● Defne’nin müşterileri geri dönüşüme uygun paketlenen kutular istiyorlarmış. Ne kadar da çevreci; ve aynı zamanda metafor-sever müşterilermiş onlar, canım benim ^.^
● Kraldan çok kralcı tavrı ile beni bu hafta daha da üzen İso’ya vakit ayırasım yok. İleride ilgi alanıma girerse, kendisine ve iç harcını beğenmediğim dolmaları dolduran muhtemel aşkına 1-2 kelam ederim belki. Ama onu en şık ve zarif şeklide – bozduğunu bile tam belli etmeden – bozan Sadri Usta’ya benden kocaman alkış. Ömer’in neden biricik ustası olduğunu anlamak zor değil.
● Defne’nin tasarımcı gibi yaşamak istememesi Ömer’i hem üzdü, hem de düşündürdü. Ne çıkarıp buradan kendi çıkınına ne katacak merakla bekliyorum. Onun gibi olmak istemeyen Defne onu hem üzdü, hem de bunu anlaşılır buldu diye düşünüyorum. Hüzünçlüyüdü :(
● Sabır testi sadece senin için geçerli değil Sinan. Daha büyüğü Ömer’i bekliyor. Saçının kokusunu duyduğunda iyelik ekini eksik edemediği Defne’sinin adını ağzına alan erkek sinek görünce avuçları kaşınan Ömer’in sabrının sınırlarını izlemek güzel olacak.

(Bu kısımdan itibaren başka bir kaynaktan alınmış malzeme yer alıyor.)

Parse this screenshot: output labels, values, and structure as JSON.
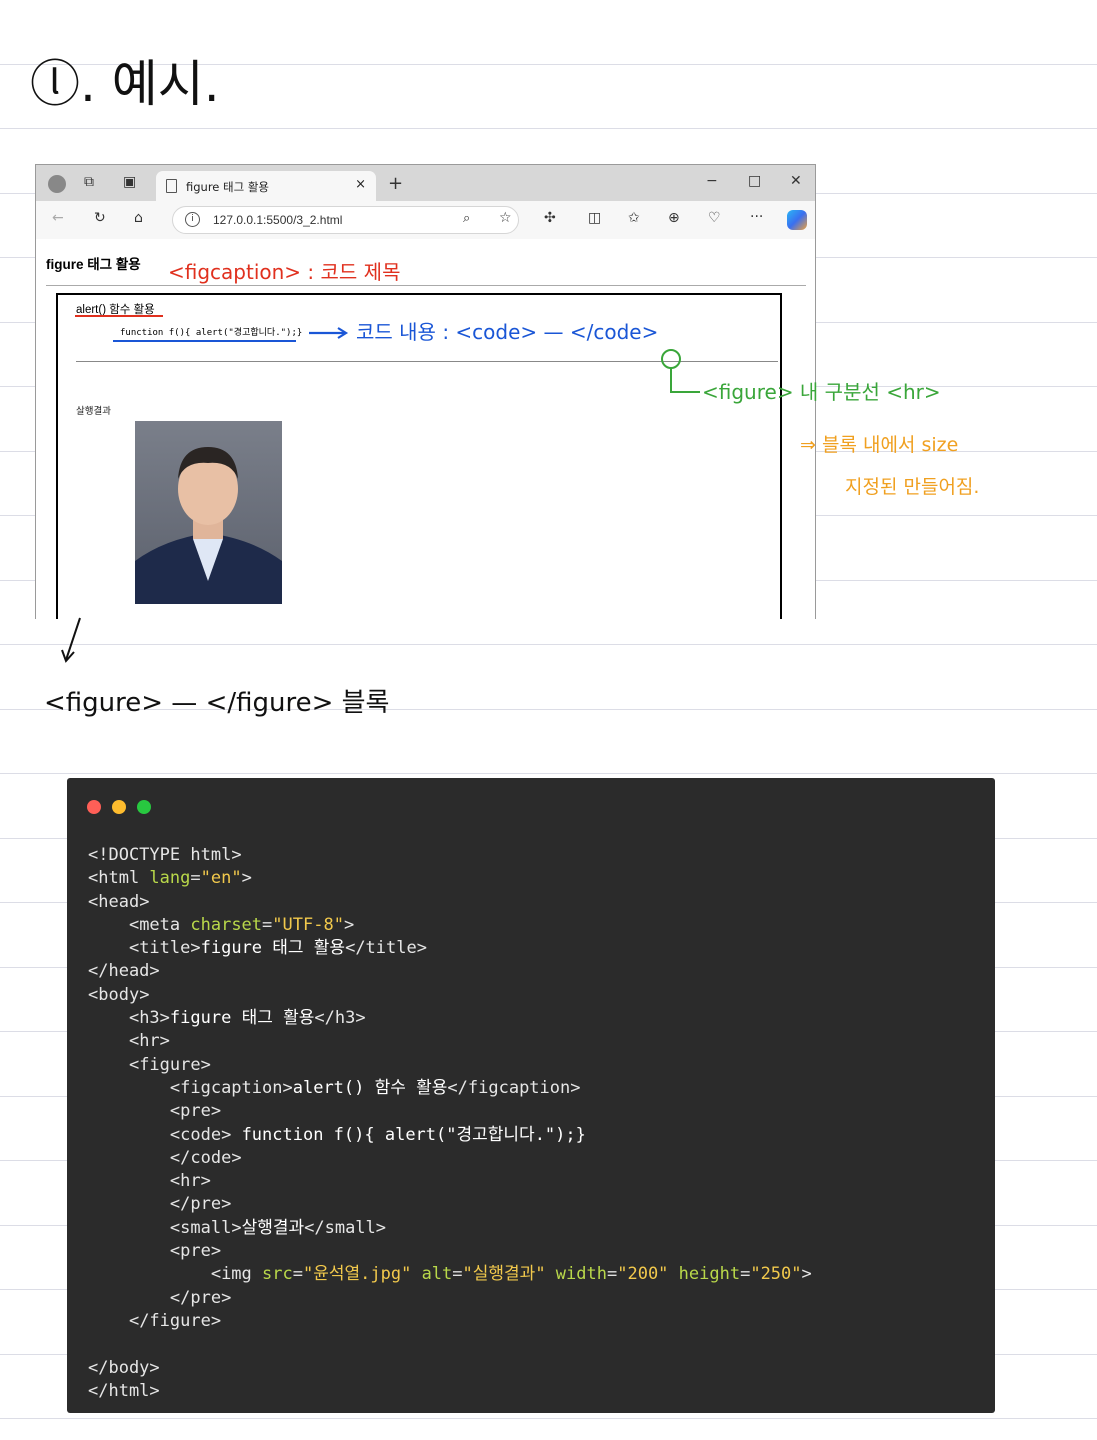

● Sadece spor olsun diye de istemiyorum bu arada ben bunu. (Hellö Ömer! Deniz!) İtalya’da “çok mutlu” olan Ömer’in, Defne’nin de burada ne mutluluktan ne mutluluğa koştuğunu anlama yönteminin, kızın anca kuruyan kabuklarına saatte 150’yle giden damperli kamyon gibi dalmak olmadığını bilmesi icap ediyor. Anlıyorum, aşk mukavemet edilemez bir istemek ama sevgi de aynı zamanda emektir kardeşim. Seviyorsan git konuş, ama dövse bile susma bence! Ömer’in, kıymetini kaybedince daha da iyi anladığı Defne aşkına aşık bir kulun naçizane tavsiyesi olarak alına bu söylediğim! Daha tanıdık ve sevimli gelecekse, Defne’den de gelebilir: Naaptınız Ömer bey, çiçek öyle sulanır mı? Yavaş yavaş, korkutmadan dökeceksiniz!
● Eski Ömer gibi kös kös oturup beklemek yerine azmeden ve didinen; Defne’nin hayatında biri var mı diyen çünkü onu mutlu eden biri varsa buna saygısızlık etmemeyi göze alacak kadar güzel seven yeni Ömer’in aşkına nazar değmesin dinimiz amin! Ve aynı şekilde, geçen hafta Sinan’dan sonra bu hafta da Neriman’a meramını olabilecek en usturuplu sözlerle, en doğru yerden yaklaşarak anlatabilen Ömer, mümkünse buralardan bir daha hiç gitmesin. Neriman’ın her seni kırdım döktüm deyişinde “Evet lanet olası!” demek yerine “Sadece beni değil bizi!” diye düzelten Ömer’in şimdi çok daha güzel bir yer olan kalbinden uçan kuşun kanatları, işte tam da bu yüzden Defne’nin kuruyan dallarında kırılıp kopmayacak! Sen böyle sevmeyi bırakma, çünkü her şeyi sadece ve sadece o sevgi kurtarabilir. Çok güzel, çok müstesna bir sahneydi be! (Yeri gelmişken, güzel sahnelere toplantıda Defne’yi şevklendirmek için yüz vermezmiş gibi yapan ve ardından onu hayran hayran izleyen koca yürekli adamı da ekleyelim!)
● Buradan hakaretle diyorum ki Ömer’in Defne’ye uzattığı el sadece bir önizlemeydi. Sinan’a, Neriman’a bu derece derinlikli içini döken Ömer’in Defne’ye söyleyip söyleyebileceği yegane şeyin “Eeee var mı nişan evlilik mevlilik kızzz?” “Beni merak etmedin mi? ☹” ve “Özür dilerim... Defne’m!” olacağına beni kimse inandırabilemez! Her şeyin bir zamanı ve sırası var. Zaman hiç bir şeydir, şahane bir an gelince akreple yelkovanı yeniden hareket ettirecek saatleri ayarlama enstitüsü her şey!